TECHNIQUES
Lemma
In psycholinguistics, the term lemma is an abstract form of a word that is used in speech production. In the best accepted psycholinguistic models, speech production has several stages, and the lemma occurs after the word has been selected mentally, but before any information has been accessed about the sounds in it (and thus before the word can be pronounced). It therefore contains information concerning only meaning and the relation of this word to others in the sentence.
Lemmatisation
Lemmatisation is the process of determining the lemma for a given word. Since the process involves determining the part of speech of a word in a sentence, it requires knowledge of the grammar of a language, and it can therefore be a great deal of work to implement a lemmatiser for a new language.

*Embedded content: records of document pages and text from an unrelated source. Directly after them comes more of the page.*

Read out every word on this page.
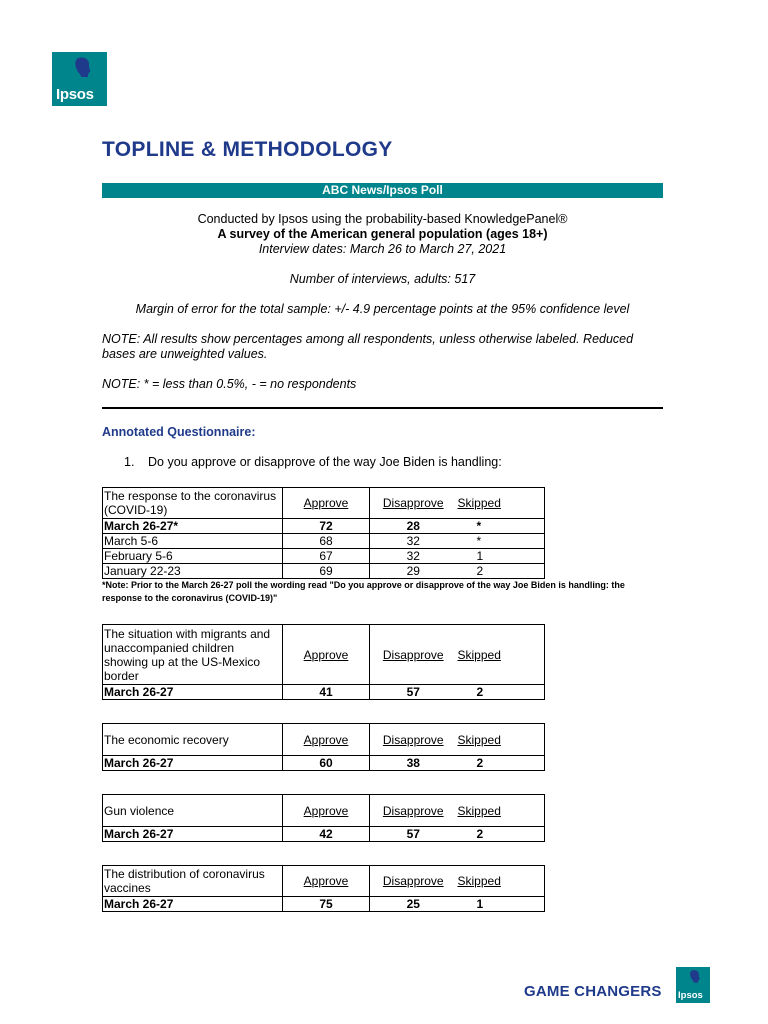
Ipsos
TOPLINE & METHODOLOGY
ABC News/Ipsos Poll
Conducted by Ipsos using the probability-based KnowledgePanel®
A survey of the American general population (ages 18+)
Interview dates: March 26 to March 27, 2021
Number of interviews, adults: 517
Margin of error for the total sample: +/- 4.9 percentage points at the 95% confidence level
NOTE: All results show percentages among all respondents, unless otherwise labeled. Reduced bases are unweighted values.
NOTE: * = less than 0.5%, - = no respondents
Annotated Questionnaire:
1. Do you approve or disapprove of the way Joe Biden is handling:
The response to the coronavirus (COVID-19)	Approve	Disapprove	Skipped
March 26-27*	72	28	*
March 5-6	68	32	*
February 5-6	67	32	1
January 22-23	69	29	2
*Note: Prior to the March 26-27 poll the wording read "Do you approve or disapprove of the way Joe Biden is handling: the response to the coronavirus (COVID-19)"
The situation with migrants and unaccompanied children showing up at the US-Mexico border	Approve	Disapprove	Skipped
March 26-27	41	57	2
The economic recovery	Approve	Disapprove	Skipped
March 26-27	60	38	2
Gun violence	Approve	Disapprove	Skipped
March 26-27	42	57	2
The distribution of coronavirus vaccines	Approve	Disapprove	Skipped
March 26-27	75	25	1
GAME CHANGERS Ipsos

Lemmatisation is closely related to stemming. The difference is that a stemmer operates on a single word without knowledge of the context, and therefore cannot discriminate between words which have different meanings depending on part of speech. However, stemmers are typically easier to implement and run faster, and the reduced accuracy may not matter for some applications.
Life Rhythm
Life Rhythm is the experience of the variation in nature, intensity and duration of the many different activities we do in a certain period of time (day, week, year) , be it private or workrelated.
It is the emotional effect of the fragmentation of our day in an ever increasing number of time units in which we executed several diverse activities. Often this variation in activities will show a pattern. The repetition of that pattern feels like a rhythm.
(07 dec 2008)
Linear Regression Model
The linear regression model analyzes the relationship between the response or dependent variable and a set of independent or predictor variables. This relationship is expressed as an equation that predicts the response variable as a linear function of the parameters. These parameters are adjusted so that a measure of fit is optimized. Much of the effort in model fitting is focused on minimizing the size of the residual, as well as ensuring that it is randomly distributed with respect to the model predictions.
The goal of regression is to select the parameters of the model so as to minimize the sum of the squared residuals. This is referred to as ordinary least squares (OLS) estimation and results in best linear unbiased estimates (BLUE) of the parameters.
Logistic Regression
In a classification setting, assigning outcome probabilities to observations can be achieved through the use of a logistic model, which is basically a method which transforms information about the binary dependent variable into an unbounded continuous variable and estimates a regular multivariate model (See Allison's Logistic Regression for more information on the theory of Logistic Regression).
The Wald and likelihood-ratio test are used to test the statistical significance of each coefficient b in the model (analogous to the t tests used in OLS regression; see above). A test assessing the goodness-of-fit of a classification model is the Hosmer and Lemeshow test.